Are you starting to see the difference?  One allows for argument because it claims a truth while another simply subscribes to a personal opinion.

Ironically, even the secular world realizes this.  Check out the following advertisement about the power of words:
A friend of mine recently told me of a blog post with the title, Stop Singing Oceans which reinforces this idea that our words matter.  And I can’t disagree with him (or the author of the post)!

So how does this words matter stuff related to what I’ve called the “me” culture in worship?  Simple.  The focus of the words in the song Healer I quoted above have a very clear focus: the person singing.  The lyrics themselves do not point to the healer (well, at least not for all but the last phrase of the chorus), they focus on the one holding the belief.  And that, dear friends, is a huge difference.  If our focus should be on Jesus – who he is and what he has done – then why would we allow it be infected with any hint of us?  The Bible has a very clear definition of anything that we place before God – it’s called idolatry.  Call me a cranky old-timer if you want (though I’m certainly not old :)), but I just get so tired of listening to Christian radio and singing songs in worship services that seem more focused on us than they do on God.

Words matter – they literally matter.  Not just because they are both a reflection of what we are thinking but also because they direct our thoughts.  But even more than that, words matter because they have a spiritual life to them.  Must I remind you that Jesus was called The Word?  Must I remind you that God created the entire universe by speaking it into existence?  Or that the Bible is called God’s Word?  Or that we are told that “The Lord gave the word“?

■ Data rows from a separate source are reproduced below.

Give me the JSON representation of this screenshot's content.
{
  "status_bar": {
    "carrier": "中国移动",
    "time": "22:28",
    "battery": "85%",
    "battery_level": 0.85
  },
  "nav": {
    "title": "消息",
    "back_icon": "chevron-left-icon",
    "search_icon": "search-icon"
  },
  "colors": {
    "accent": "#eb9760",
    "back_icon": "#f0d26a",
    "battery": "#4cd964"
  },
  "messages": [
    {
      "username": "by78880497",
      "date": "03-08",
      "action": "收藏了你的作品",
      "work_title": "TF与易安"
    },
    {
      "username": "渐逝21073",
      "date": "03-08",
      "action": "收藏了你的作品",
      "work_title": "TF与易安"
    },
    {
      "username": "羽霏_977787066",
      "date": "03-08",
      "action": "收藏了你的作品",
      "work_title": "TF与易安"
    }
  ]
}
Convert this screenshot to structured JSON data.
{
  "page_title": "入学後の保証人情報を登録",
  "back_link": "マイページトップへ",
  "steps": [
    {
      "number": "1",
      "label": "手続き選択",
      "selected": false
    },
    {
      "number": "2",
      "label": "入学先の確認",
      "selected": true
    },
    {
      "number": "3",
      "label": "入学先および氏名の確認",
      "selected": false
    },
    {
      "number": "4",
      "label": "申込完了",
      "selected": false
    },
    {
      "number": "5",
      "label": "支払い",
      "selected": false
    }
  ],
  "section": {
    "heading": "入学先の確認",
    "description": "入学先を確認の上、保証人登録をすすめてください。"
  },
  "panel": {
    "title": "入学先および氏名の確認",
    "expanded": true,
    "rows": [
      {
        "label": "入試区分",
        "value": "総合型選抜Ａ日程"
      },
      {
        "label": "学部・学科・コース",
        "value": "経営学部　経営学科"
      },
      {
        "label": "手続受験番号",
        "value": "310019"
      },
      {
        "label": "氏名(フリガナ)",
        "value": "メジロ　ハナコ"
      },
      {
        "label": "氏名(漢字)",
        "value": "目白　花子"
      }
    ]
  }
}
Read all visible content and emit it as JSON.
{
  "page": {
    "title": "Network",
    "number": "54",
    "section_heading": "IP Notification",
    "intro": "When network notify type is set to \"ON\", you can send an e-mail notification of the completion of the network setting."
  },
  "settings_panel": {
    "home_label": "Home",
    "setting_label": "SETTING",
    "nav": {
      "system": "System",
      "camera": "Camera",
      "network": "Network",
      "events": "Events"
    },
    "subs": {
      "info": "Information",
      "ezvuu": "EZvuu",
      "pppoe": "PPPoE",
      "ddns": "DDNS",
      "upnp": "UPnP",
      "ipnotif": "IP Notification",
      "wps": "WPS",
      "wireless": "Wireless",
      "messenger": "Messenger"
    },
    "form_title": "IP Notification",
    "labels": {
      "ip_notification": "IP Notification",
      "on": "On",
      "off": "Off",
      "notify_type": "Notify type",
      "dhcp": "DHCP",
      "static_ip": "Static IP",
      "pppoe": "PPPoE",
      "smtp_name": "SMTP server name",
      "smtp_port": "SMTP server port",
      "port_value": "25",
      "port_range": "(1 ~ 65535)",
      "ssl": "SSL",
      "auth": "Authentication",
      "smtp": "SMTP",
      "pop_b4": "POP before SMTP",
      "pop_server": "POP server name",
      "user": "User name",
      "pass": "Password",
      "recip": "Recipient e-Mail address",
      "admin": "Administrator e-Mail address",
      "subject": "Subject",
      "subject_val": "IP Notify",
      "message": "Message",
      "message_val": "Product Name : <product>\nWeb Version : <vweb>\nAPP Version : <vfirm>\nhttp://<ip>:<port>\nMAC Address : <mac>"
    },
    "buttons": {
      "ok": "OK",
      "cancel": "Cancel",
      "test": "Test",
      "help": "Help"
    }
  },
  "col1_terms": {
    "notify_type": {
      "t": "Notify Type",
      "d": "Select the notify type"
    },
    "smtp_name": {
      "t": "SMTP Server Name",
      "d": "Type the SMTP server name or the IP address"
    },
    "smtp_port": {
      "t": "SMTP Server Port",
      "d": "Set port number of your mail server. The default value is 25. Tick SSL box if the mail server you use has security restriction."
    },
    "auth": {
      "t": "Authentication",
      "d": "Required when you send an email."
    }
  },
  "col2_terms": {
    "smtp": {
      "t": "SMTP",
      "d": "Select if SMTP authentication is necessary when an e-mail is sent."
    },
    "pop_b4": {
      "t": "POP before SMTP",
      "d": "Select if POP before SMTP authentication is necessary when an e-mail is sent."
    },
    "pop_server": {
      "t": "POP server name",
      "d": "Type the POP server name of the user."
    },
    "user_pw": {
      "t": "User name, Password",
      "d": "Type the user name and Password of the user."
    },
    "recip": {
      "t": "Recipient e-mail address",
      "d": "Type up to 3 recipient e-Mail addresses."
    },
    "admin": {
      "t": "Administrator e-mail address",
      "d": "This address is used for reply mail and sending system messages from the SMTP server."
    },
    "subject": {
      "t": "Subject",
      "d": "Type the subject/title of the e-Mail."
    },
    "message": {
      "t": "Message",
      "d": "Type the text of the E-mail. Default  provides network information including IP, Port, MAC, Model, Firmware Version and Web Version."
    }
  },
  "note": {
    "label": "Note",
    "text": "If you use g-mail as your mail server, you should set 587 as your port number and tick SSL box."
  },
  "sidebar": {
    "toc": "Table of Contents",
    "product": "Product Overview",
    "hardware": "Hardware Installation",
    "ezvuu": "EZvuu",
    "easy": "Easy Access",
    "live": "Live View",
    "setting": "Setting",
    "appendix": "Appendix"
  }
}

And just in case you’re still doubting me, I challenge you to try something.  For the next week when you talk to other people – whether Christians or not – instead of using the universal (and often less-offensive) term “God” try actually using the name “Jesus”.  What you’ll most likely find is that if you don’t speak Jesus’ name verbally very often but rather default to “God”, “Lord,” or some other generic term, that saying the word “Jesus” is uncomfortable and feels strange.  Why?  Because there is power in the name of Jesus, because our words matter – the literal, individual words we choose.  And our enemy knows this.  He knows that as long as we don’t use the name “Jesus” there is ambiguity in our speech.  He knows that when he convinces us to talk about “our beliefs” that he has disarmed us because we no longer claim The Truth but rather A Truth.

And that, my friends, is not a place I want to be.